The electrical discharge begins in the neurons in the region of Ammons Horn in the temporal lobe. The discharge is transmitted to memory association areas of the nearby temporal lobe for visual and auditory memories and odd smell memories. Some go to the superior parietal lobe (body orientation/localization areas) to give the primary OOBE (Out of body experience) phase.
In this situation discharges have an inhibitory effect. Some go to cingulate gyrus as well for the affective component (happiness, mystical, frightened, or angry.) In some cases frontal lobe discharges are recorded. This causes the symptoms I described in the second paragraph.
The third major cause is head trauma. Sudden trauma precipitates seizures. Americans usually remember the televised generalised seizure of Roger Staubach of the Dallas Cowboys in the end zone of a Saturday televised game seen by millions of fans. His career soon ended. But he did not have epilepsy. It was just a post-traumatic seizure. Many trauma patients who have seizures, have partial seizures instead of generalised. These often manifest as Temporal Lobe seizures or focal motor seizures. The Temporal Lobe Seizure may be simple hallucinations auditory or visual which some call Partial Simple Seizures. Many spread across the cortex to a full NDE described in the second paragraph.
The most important thing is that these people are not clinically DEAD. They are unconscious, and in some cases at risk of death. Most Epileptic patients are not at serious death risk unless driving a car. Those who actually die may experience NDEs before they die but cannot tell us about them. The DEAD brain cannot seize. We have no evidence of sentience in a dead brain. That is for you to speculate as you wish.

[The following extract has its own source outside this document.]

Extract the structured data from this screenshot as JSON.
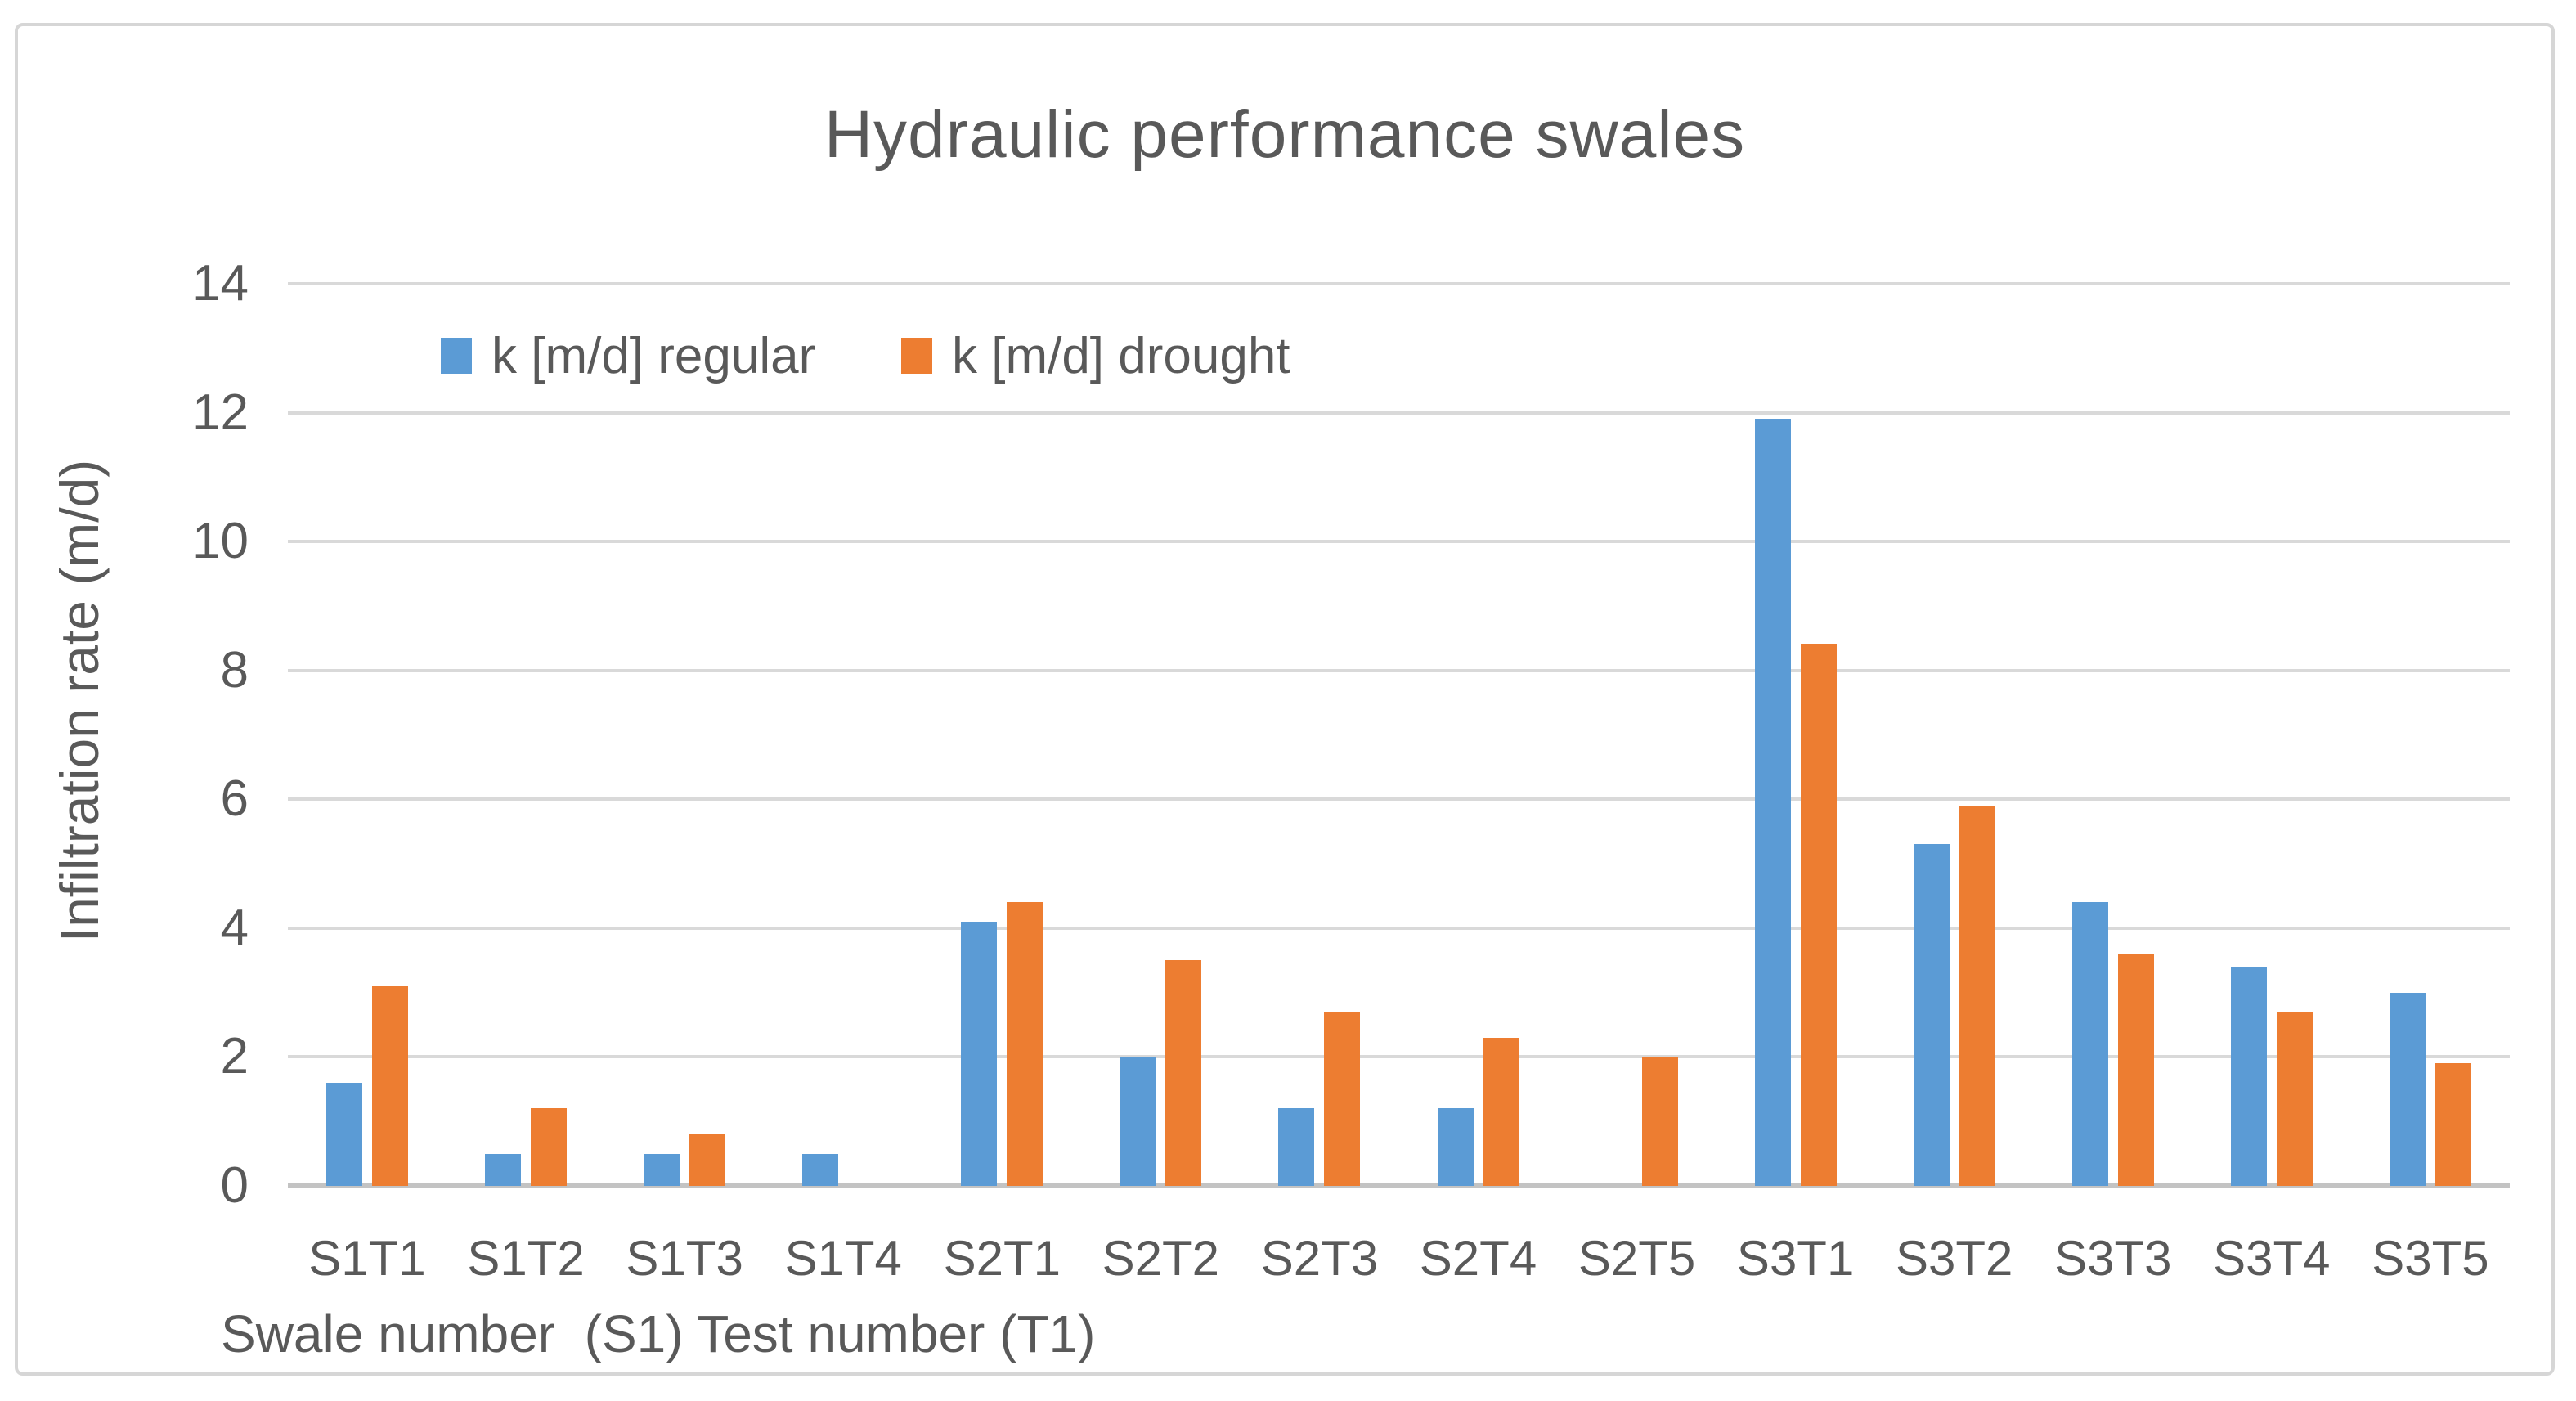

I would separate the Real Death from Near Death Experiences. The latter do not really die and the brain cells remain functioning. In true death, the brain cells start dying in 4 minutes and electrolyte changes cause cells to take in water and explode into a mushy mass. These people never awaken so we can't ask them about NDE's.
I would say that the experiences in the NDE may well be similar to those in real death just before the brain dies. Unfortunately that memory is permanently lost without neurons, axons, synapses, dendrites, flowing oxygenated blood, and normal glucose levels.
NDE's do not prove a "soul" because they occur in people who are not near death death such as Complex Partial Epileptics who may have many such episodes.